Synchronization was removed from subsequent implementations ( remember, Vector and Hastable are prior to java 1.2 later came ArrayList and HasMap that were not synchronized, but all of them did implement List and Map interface respectively ), because they result in performance penalty due to the excessive synchronization. For instance if you use a vector in a single thread, you still got synchronization within that single thread.

Sharing a datastructure between multiple threads is something that has to be considered when designing the application. There you will pick the methods that you will use and you'll choose who is responsible for keeping the data state clean.

Here's where you choose between option 1 or 3 that you mentioned. Would there be a manual synchronization? Should we use a synchronized interface? What version we will support etc etc.

For instance, if you pick 1, you can also in your design reject certain implementations ( ie vector )

Data synchronization is not something that happens by "luck" you really have to design for it to happen correctly and don't cause more problems that those it solves.

During this design, you should pay attention to the options ( the implementations ) and/or the underlying infrastructure you'll use.

The easiest way to avoid excessive synchronization is to use immutable data and don't share your data with other threads.

Something very similar to the first law of distributing computing by Martin Fowler:

"Hence, we get to my First Law of Distributed Object Design: Don't distribute your objects."

Would the first law of multithreaded applications be:

First law of multithreaded applications: don't share your data?

:)

Final note: the Collections class provides "synchronized" version of some interfaces:

Synchronized List
Synchronized Map
Synchronized Set

Answer 2

What you are struggling with is the fact that in a multi-threaded environment, a client cannot naively use an object that has mutable, shared state. The collection interface, by itself, tells you nothing about how the object can be used safely. Returning a ConcurrentMap helps give some additional information but only for that particular case.

Normally, you have to communicate the thread safety issues separately in documentation (eg, javadoc) or by using custom annotations as is described in Java Concurrency in Practice. The client of the returned object will have to use its own locking mechanism or one that you provide. The interface is usually orthogonal to the thread safety.

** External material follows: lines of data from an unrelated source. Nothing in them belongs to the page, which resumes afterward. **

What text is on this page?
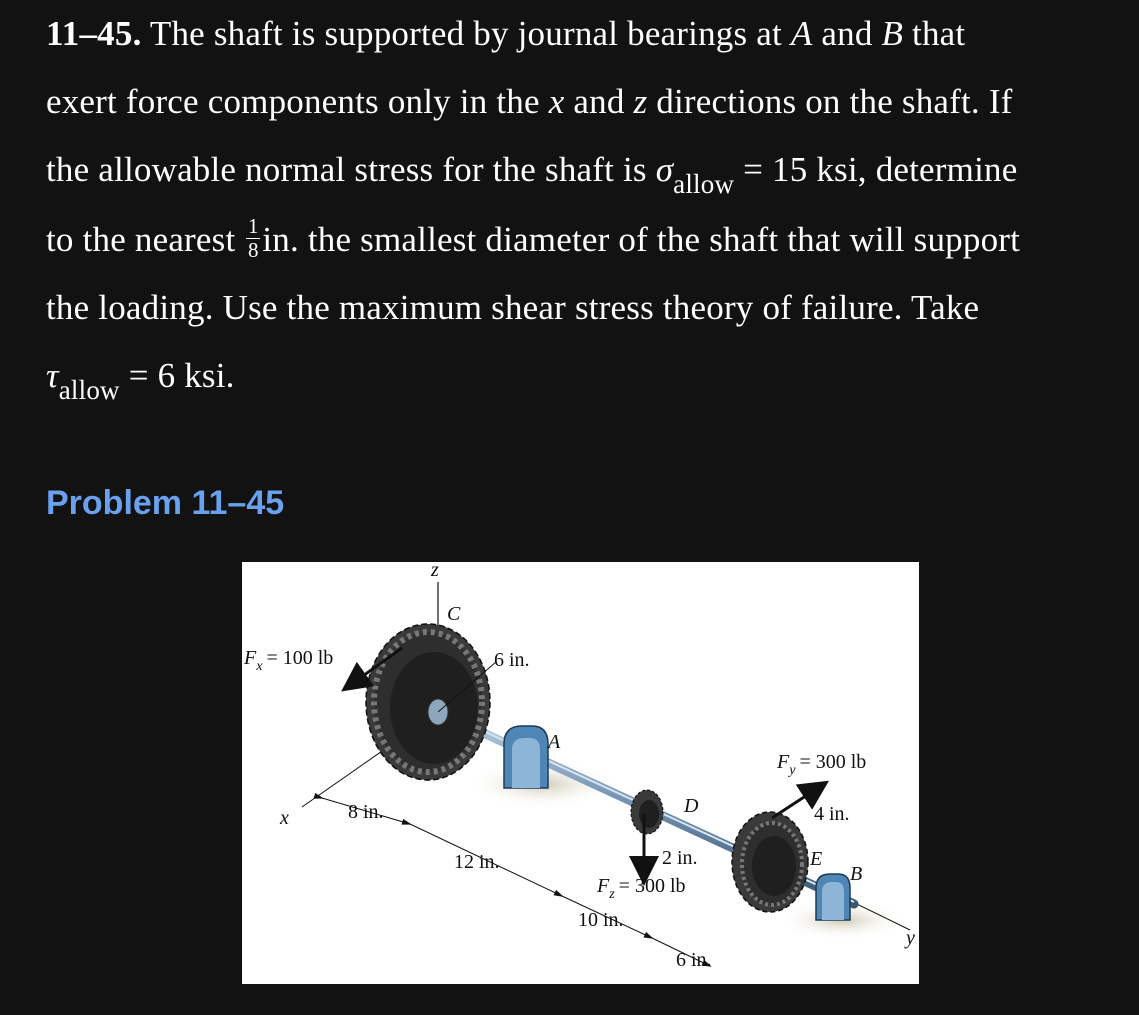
11–45. The shaft is supported by journal bearings at A and B that
exert force components only in the x and z directions on the shaft. If
the allowable normal stress for the shaft is $\sigma_{allow} = 15$ ksi, determine
to the nearest $\frac{1}{8}in$. the smallest diameter of the shaft that will support
the loading. Use the maximum shear stress theory of failure. Take
$\tau_{allow} = 6$ ksi.
Problem 11–45
z
C
$F_x = 100$ lb	6 in.
A
$F_y = 300$ lb
4 in.
D
x	8 in.
E
B
2 in.
12 in.
$F_z = 300$ lb
10 in.
6 in.
y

It's not a problem if the client knows that all the implementations are from the Concurrent implementations, but that information is not communicated by the interface itself.

Answer 3

Java's Vector and Hashtable predate current concurrency package that was added in JDK 5. At the time Vector was written, people thought it was a good idea to make it synchronized, then they probably hit the performance wall in the enterprise use. Concurrency certainly is one of those situations where code-to-interface modularity may not always work out.

Answer 4

Hashtable and Vector are very old, from JDK 1.0. They predate the standard collections from JDK1.2 and shouldn't be used in new code since a long time ago. Use HashMap and ArrayList wrapped by Collections.synchronizedMap() or Collections.synchronizedList() instead.

You can see the version when something was introduced in the JDK in the API docs under the Since tag.